In May 2017 ProPublica reported that Cloudflare as a matter of policy relays the names and email addresses of persons complaining about hate sites to the sites in question, which has led to the complainants being harassed. Cloudflare's general counsel defended the company's policies by saying it is "base constitutional law that people can face their accusers."[58] In response Cloudflare updated their abuse reporting process to provide greater control of who to notify for the complaining party.[59]

In September 2017, free-speech advocates criticized Cloudflare for dropping the American neo-Nazi website The Daily Stormer as a customer, which made it difficult for The Daily Stormer to stay online. "Denying security service to one Nazi website seems fine now, but what if Cloudflare started suspending service for a political candidate that its chief executive didn't like?" wrote Yale Law School doctoral candidate Kate Klonick in a New York Times article entitled "The Terrifying Power of Internet Censors", noting "the scarcity of competitors".[60]

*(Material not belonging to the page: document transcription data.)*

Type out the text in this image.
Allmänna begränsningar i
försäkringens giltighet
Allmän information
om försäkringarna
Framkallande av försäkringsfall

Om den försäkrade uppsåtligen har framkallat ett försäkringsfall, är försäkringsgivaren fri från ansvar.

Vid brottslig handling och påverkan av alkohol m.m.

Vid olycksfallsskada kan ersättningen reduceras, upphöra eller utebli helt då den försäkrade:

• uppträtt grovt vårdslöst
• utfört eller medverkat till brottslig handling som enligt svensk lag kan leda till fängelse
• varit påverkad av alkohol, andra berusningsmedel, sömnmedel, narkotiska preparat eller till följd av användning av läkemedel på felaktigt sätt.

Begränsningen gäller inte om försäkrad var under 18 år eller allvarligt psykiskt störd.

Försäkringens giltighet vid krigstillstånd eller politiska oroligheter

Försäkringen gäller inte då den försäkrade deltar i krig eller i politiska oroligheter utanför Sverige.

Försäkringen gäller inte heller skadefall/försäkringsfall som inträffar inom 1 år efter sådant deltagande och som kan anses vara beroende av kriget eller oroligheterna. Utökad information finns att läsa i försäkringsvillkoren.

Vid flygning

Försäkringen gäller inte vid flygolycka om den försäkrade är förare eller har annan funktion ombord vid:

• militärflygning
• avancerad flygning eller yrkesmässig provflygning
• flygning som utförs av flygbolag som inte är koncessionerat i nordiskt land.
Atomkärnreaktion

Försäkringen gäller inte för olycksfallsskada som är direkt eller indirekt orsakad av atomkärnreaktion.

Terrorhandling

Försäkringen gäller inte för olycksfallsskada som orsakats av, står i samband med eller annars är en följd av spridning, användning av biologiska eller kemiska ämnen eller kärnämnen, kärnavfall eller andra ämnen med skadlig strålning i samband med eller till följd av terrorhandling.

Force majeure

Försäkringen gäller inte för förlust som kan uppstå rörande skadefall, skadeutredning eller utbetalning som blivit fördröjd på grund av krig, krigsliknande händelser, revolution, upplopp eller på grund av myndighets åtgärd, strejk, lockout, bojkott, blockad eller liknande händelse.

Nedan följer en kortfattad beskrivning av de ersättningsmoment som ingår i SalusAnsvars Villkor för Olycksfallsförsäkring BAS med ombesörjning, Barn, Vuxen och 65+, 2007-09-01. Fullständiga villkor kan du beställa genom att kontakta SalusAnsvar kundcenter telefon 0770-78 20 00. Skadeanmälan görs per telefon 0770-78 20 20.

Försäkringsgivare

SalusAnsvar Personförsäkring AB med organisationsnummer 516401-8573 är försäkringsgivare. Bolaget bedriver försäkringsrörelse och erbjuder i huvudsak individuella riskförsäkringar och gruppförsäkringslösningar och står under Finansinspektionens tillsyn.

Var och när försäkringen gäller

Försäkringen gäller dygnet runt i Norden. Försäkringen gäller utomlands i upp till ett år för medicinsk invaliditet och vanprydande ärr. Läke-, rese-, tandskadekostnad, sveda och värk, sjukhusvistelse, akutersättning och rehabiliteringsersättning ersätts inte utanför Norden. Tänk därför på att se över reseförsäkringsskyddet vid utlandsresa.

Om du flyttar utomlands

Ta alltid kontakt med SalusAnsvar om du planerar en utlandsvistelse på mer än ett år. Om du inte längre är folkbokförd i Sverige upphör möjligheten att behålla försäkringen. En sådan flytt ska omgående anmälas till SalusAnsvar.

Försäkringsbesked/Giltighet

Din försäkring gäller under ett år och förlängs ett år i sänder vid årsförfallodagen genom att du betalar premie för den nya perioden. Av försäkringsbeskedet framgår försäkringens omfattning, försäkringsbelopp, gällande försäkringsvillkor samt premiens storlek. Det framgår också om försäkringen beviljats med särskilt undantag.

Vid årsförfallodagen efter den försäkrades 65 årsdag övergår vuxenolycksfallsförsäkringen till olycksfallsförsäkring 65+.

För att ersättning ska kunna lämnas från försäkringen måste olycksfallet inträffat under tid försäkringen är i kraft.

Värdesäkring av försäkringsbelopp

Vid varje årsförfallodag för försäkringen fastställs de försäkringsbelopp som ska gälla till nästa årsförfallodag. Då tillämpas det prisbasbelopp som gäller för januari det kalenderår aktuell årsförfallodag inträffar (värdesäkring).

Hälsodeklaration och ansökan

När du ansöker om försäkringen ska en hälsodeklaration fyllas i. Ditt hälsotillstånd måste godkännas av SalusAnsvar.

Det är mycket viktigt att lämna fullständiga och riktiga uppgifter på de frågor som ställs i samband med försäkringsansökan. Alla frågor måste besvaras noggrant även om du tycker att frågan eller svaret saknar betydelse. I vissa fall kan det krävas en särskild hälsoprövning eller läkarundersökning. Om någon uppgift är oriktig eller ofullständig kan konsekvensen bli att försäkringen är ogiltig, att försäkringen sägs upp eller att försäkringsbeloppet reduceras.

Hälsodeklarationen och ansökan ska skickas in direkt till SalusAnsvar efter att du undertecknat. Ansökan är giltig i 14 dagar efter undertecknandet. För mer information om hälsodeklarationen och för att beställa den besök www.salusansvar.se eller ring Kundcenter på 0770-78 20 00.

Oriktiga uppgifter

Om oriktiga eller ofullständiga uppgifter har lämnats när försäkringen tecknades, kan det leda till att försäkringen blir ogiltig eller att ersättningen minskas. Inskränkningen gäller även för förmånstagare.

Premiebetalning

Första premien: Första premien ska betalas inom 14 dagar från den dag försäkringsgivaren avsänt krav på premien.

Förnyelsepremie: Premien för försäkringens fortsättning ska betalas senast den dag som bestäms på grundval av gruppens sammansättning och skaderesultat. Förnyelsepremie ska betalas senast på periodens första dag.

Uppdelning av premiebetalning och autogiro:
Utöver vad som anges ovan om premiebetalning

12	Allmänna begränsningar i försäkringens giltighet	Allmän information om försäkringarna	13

Criticism of total content neutrality

Cloudflare was ranked in the 7th rank among the top 50 Bad Hosts by HostExploit.[61] The service has been used by Rescator, a website that sells payment card data.[62][63][64]

Two of Islamic State of Iraq and the Levant's top three online chat forums are guarded by Cloudflare but U.S. law enforcement has not asked them to discontinue the service, and they have not chosen to do so themselves.[65]

An October 2015 report found that Cloudflare provisioned 40% of SSL certificates used by phishing sites with deceptive domain names resembling those of banks and payment processors.[66]

In November 2015, Anonymous discouraged the use of Cloudflare's services, following the ISIL attacks in Paris and the renewed accusation that it provides help to terrorists.[67] Cloudflare responded by calling their accusers "15-year-old kids in Guy Fawkes masks" and saying that whenever such concerns are raised they consult actual anti-terrorism experts and abide by the law.[68]

Cloudflare is listed on Spamhaus for providing spam support services (pink contract). The current list of Spamhaus listings changes on a near daily basis as reported issues are addressed with the responsible website owner.[69]